Here at Garage Grown Gear, we’re an office full of geeky ultrarunners. We no longer raise an eyebrow when someone mentions running up a 4,000-foot mountain ... three times in the same day. And we routinely find ourselves rubbing shoulders at local trail races.
No surprise then that Territory Run Co. and the message from founder Brett Farrell on why we should try running without a watch resonated with us, big time. We’re super thrilled to share this guest post and video from Brett. And, if you find yourself wanting to head out for a run after reading this, don’t worry. That’s the point.
Have you noticed how running is portrayed in the mainstream media? It is all about pain and exercise, work and struggle. You are supposed to work harder, sweat your brains out, turn your body into a photoshopped model, and do it all faster than you did yesterday.
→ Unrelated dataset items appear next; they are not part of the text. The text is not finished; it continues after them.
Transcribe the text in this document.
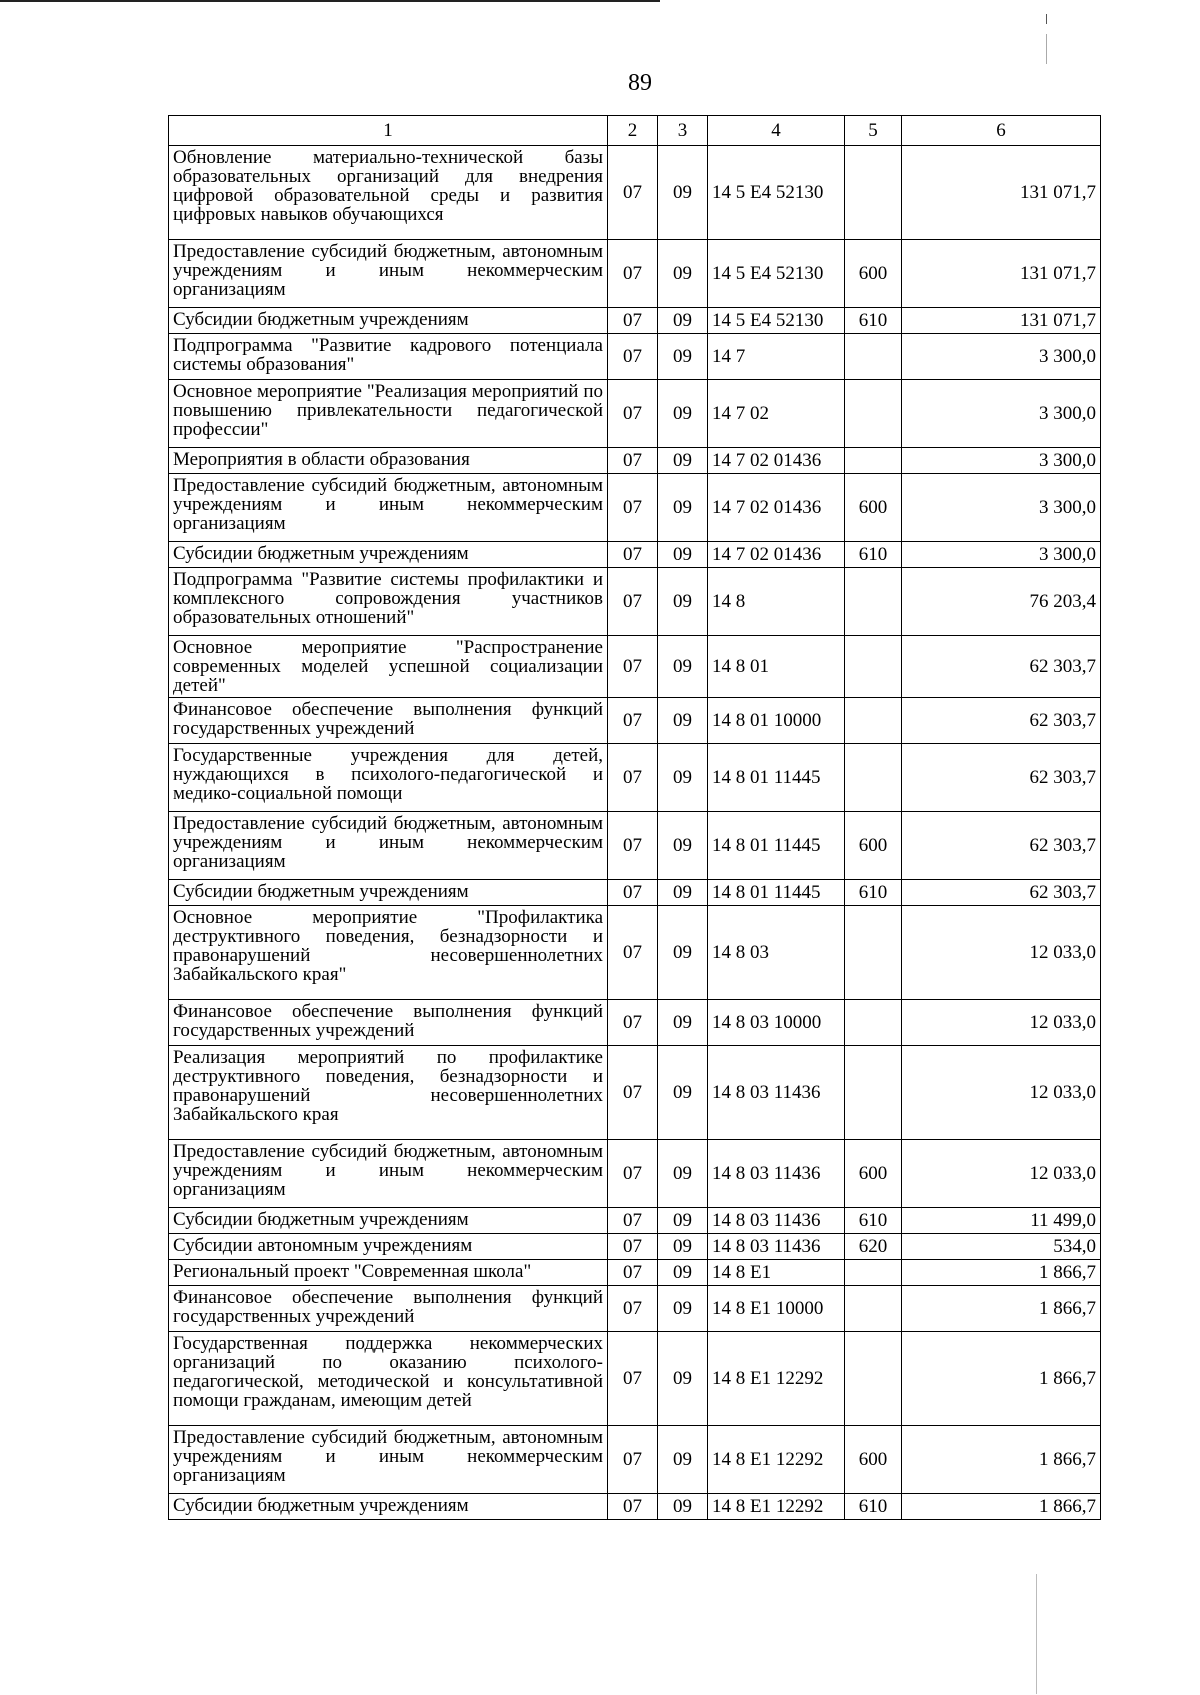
89
1	2	3	4	5	6
Обновление материально-технической базы образовательных организаций для внедрения цифровой образовательной среды и развития цифровых навыков обучающихся	07	09	14 5 E4 52130		131 071,7
Предоставление субсидий бюджетным, автономным учреждениям и иным некоммерческим организациям	07	09	14 5 E4 52130	600	131 071,7
Субсидии бюджетным учреждениям	07	09	14 5 E4 52130	610	131 071,7
Подпрограмма "Развитие кадрового потенциала системы образования"	07	09	14 7		3 300,0
Основное мероприятие "Реализация мероприятий по повышению привлекательности педагогической профессии"	07	09	14 7 02		3 300,0
Мероприятия в области образования	07	09	14 7 02 01436		3 300,0
Предоставление субсидий бюджетным, автономным учреждениям и иным некоммерческим организациям	07	09	14 7 02 01436	600	3 300,0
Субсидии бюджетным учреждениям	07	09	14 7 02 01436	610	3 300,0
Подпрограмма "Развитие системы профилактики и комплексного сопровождения участников образовательных отношений"	07	09	14 8		76 203,4
Основное мероприятие "Распространение современных моделей успешной социализации детей"	07	09	14 8 01		62 303,7
Финансовое обеспечение выполнения функций государственных учреждений	07	09	14 8 01 10000		62 303,7
Государственные учреждения для детей, нуждающихся в психолого-педагогической и медико-социальной помощи	07	09	14 8 01 11445		62 303,7
Предоставление субсидий бюджетным, автономным учреждениям и иным некоммерческим организациям	07	09	14 8 01 11445	600	62 303,7
Субсидии бюджетным учреждениям	07	09	14 8 01 11445	610	62 303,7
Основное мероприятие "Профилактика деструктивного поведения, безнадзорности и правонарушений несовершеннолетних Забайкальского края"	07	09	14 8 03		12 033,0
Финансовое обеспечение выполнения функций государственных учреждений	07	09	14 8 03 10000		12 033,0
Реализация мероприятий по профилактике деструктивного поведения, безнадзорности и правонарушений несовершеннолетних Забайкальского края	07	09	14 8 03 11436		12 033,0
Предоставление субсидий бюджетным, автономным учреждениям и иным некоммерческим организациям	07	09	14 8 03 11436	600	12 033,0
Субсидии бюджетным учреждениям	07	09	14 8 03 11436	610	11 499,0
Субсидии автономным учреждениям	07	09	14 8 03 11436	620	534,0
Региональный проект "Современная школа"	07	09	14 8 E1		1 866,7
Финансовое обеспечение выполнения функций государственных учреждений	07	09	14 8 E1 10000		1 866,7
Государственная поддержка некоммерческих организаций по оказанию психолого-педагогической, методической и консультативной помощи гражданам, имеющим детей	07	09	14 8 E1 12292		1 866,7
Предоставление субсидий бюджетным, автономным учреждениям и иным некоммерческим организациям	07	09	14 8 E1 12292	600	1 866,7
Субсидии бюджетным учреждениям	07	09	14 8 E1 12292	610	1 866,7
When you get back from your run, you can post it on an app and see exactly how fast or slow you are compared to everyone else in the world. Race everything. And there is something to all this - running can be hard work, and it is empowering to push through the pain and discomfort and sweat. It’s this bad ass thing that you do, and you should be proud of it.
I ran in high school, and I remember this quote I had up on my wall: “Pain is temporary, Pride is forever.” Oh and I was proud. But that isn’t the whole story.
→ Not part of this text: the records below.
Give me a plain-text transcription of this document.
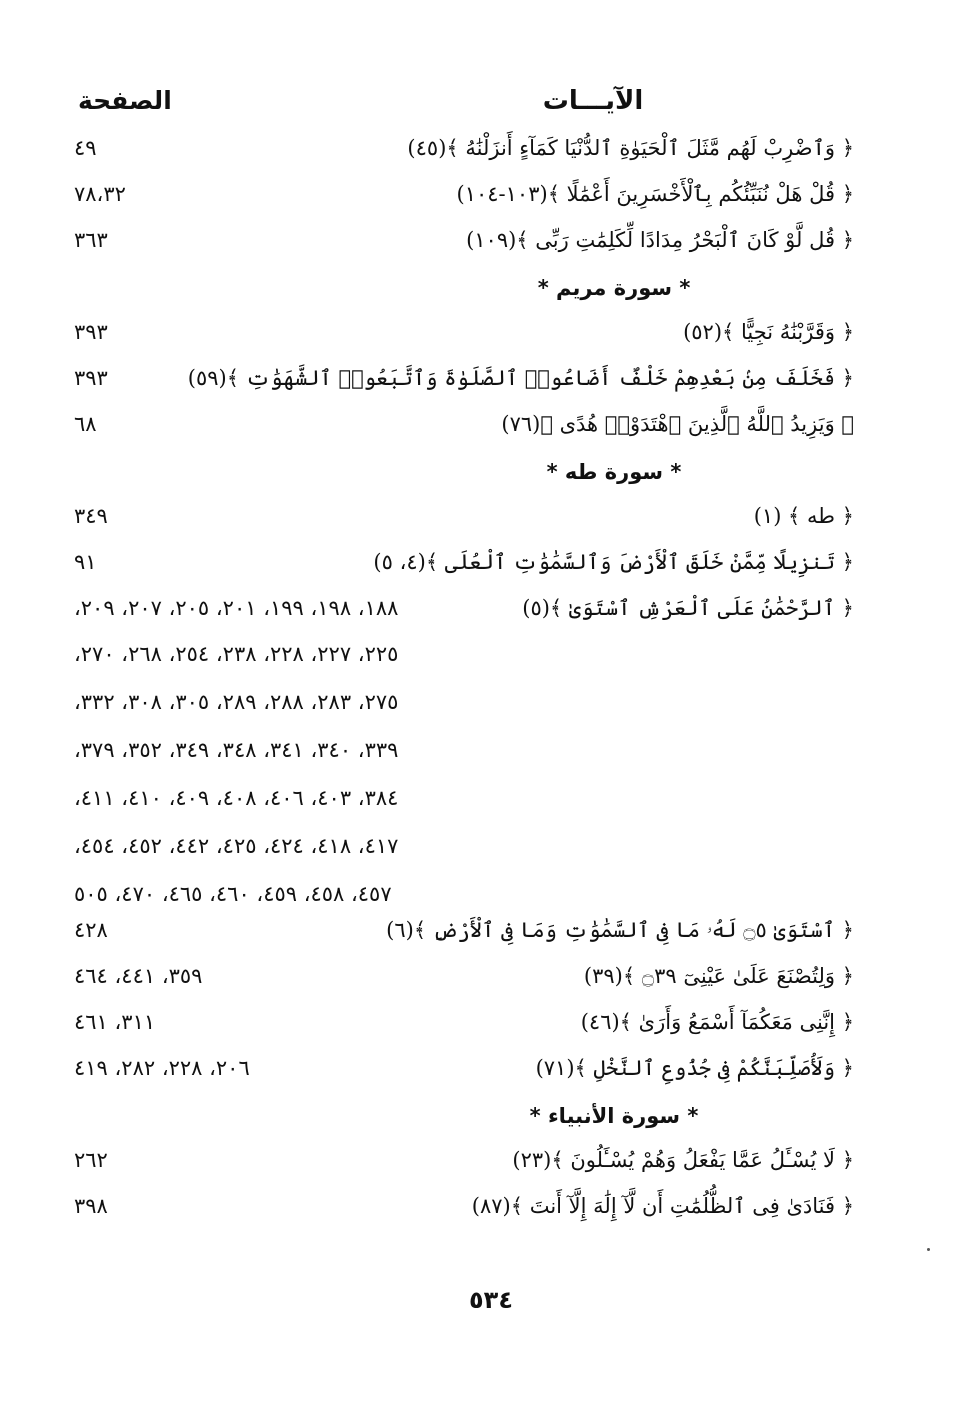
الصفحة	الآيـــات
٤٩	﴿ وَٱضْرِبْ لَهُم مَّثَلَ ٱلْحَيَوٰةِ ٱلدُّنْيَا كَمَآءٍ أَنزَلْنَٰهُ ﴾(٤٥)
٧٨،٣٢	﴿ قُلْ هَلْ نُنَبِّئُكُم بِٱلْأَخْسَرِينَ أَعْمَٰلًا ﴾(١٠٣-١٠٤)
٣٦٣	﴿ قُل لَّوْ كَانَ ٱلْبَحْرُ مِدَادًا لِّكَلِمَٰتِ رَبِّى ﴾(١٠٩)
* سورة مريم *
٣٩٣	﴿ وَقَرَّبْنَٰهُ نَجِيًّا ﴾(٥٢)
٣٩٣	﴿ فَخَلَفَ مِنۢ بَعْدِهِمْ خَلْفٌ أَضَاعُوا۟ ٱلصَّلَوٰةَ وَٱتَّبَعُوا۟ ٱلشَّهَوَٰتِ ﴾(٥٩)
٦٨	﴿ وَيَزِيدُ ٱللَّهُ ٱلَّذِينَ ٱهْتَدَوْا۟ هُدًى ﴾(٧٦)
* سورة طه *
٣٤٩	﴿ طه ﴾ (١)
٩١	﴿ تَنزِيلًا مِّمَّنْ خَلَقَ ٱلْأَرْضَ وَٱلسَّمَٰوَٰتِ ٱلْعُلَى ﴾(٤، ٥)
١٨٨، ١٩٨، ١٩٩، ٢٠١، ٢٠٥، ٢٠٧، ٢٠٩،	﴿ ٱلرَّحْمَٰنُ عَلَى ٱلْعَرْشِ ٱسْتَوَىٰ ﴾(٥)
٢٢٥، ٢٢٧، ٢٢٨، ٢٣٨، ٢٥٤، ٢٦٨، ٢٧٠،
٢٧٥، ٢٨٣، ٢٨٨، ٢٨٩، ٣٠٥، ٣٠٨، ٣٣٢،
٣٣٩، ٣٤٠، ٣٤١، ٣٤٨، ٣٤٩، ٣٥٢، ٣٧٩،
٣٨٤، ٤٠٣، ٤٠٦، ٤٠٨، ٤٠٩، ٤١٠، ٤١١،
٤١٧، ٤١٨، ٤٢٤، ٤٢٥، ٤٤٢، ٤٥٢، ٤٥٤،
٤٥٧، ٤٥٨، ٤٥٩، ٤٦٠، ٤٦٥، ٤٧٠، ٥٠٥
٤٢٨	﴿ ٱسْتَوَىٰ ۝٥ لَهُۥ مَا فِى ٱلسَّمَٰوَٰتِ وَمَا فِى ٱلْأَرْضِ ﴾(٦)
٣٥٩، ٤٤١، ٤٦٤	﴿ وَلِتُصْنَعَ عَلَىٰ عَيْنِىٓ ۝٣٩ ﴾(٣٩)
٣١١، ٤٦١	﴿ إِنَّنِى مَعَكُمَآ أَسْمَعُ وَأَرَىٰ ﴾(٤٦)
٢٠٦، ٢٢٨، ٢٨٢، ٤١٩	﴿ وَلَأُصَلِّبَنَّكُمْ فِى جُذُوعِ ٱلنَّخْلِ ﴾(٧١)
* سورة الأنبياء *
٢٦٢	﴿ لَا يُسْـَٔلُ عَمَّا يَفْعَلُ وَهُمْ يُسْـَٔلُونَ ﴾(٢٣)
٣٩٨	﴿ فَنَادَىٰ فِى ٱلظُّلُمَٰتِ أَن لَّآ إِلَٰهَ إِلَّآ أَنتَ ﴾(٨٧)
٥٣٤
A few months before I started Territory, I quit my job and took a road trip across the US. I didn’t have a specific direction. I was just running in cool places and meeting new people.
I was drained from a job that took too much and gave too little, and I needed to escape for a while. Near the beginning of that road trip, I drove into Salt Lake City. I remember seeing this big grassy mountain from a distance, and thinking wow that looks like a cool place to run.
So I started driving towards it. No GPS, no map, just this mountain in the distance, and the roads I was guessing would take me there. They did. I reached the base, found a trail, threw on some shorts and a tee, and ran up that mountain. I had never done anything like that before.
And yes, the run was hard. It was a mountain, and it was a struggle to get to the top. But what stands out to me in that experience was the feeling of absolute freedom.
Of seeing a mountain you want to run up, finding a trail, and just doing it. No watch, no map, no logistics, no cell phone. Just you and the trail.
I created Territory Run Co. to share this side of the running story. The wild places, the in-between, the friends and escaping all of the noise to find something true out on the trail.
When I got back from that road trip I set up a website and started Territory with one t-shirt design. That first design along with all the others that have come out since are focused on the aspect of running I felt on that mountain in Salt Lake; freedom.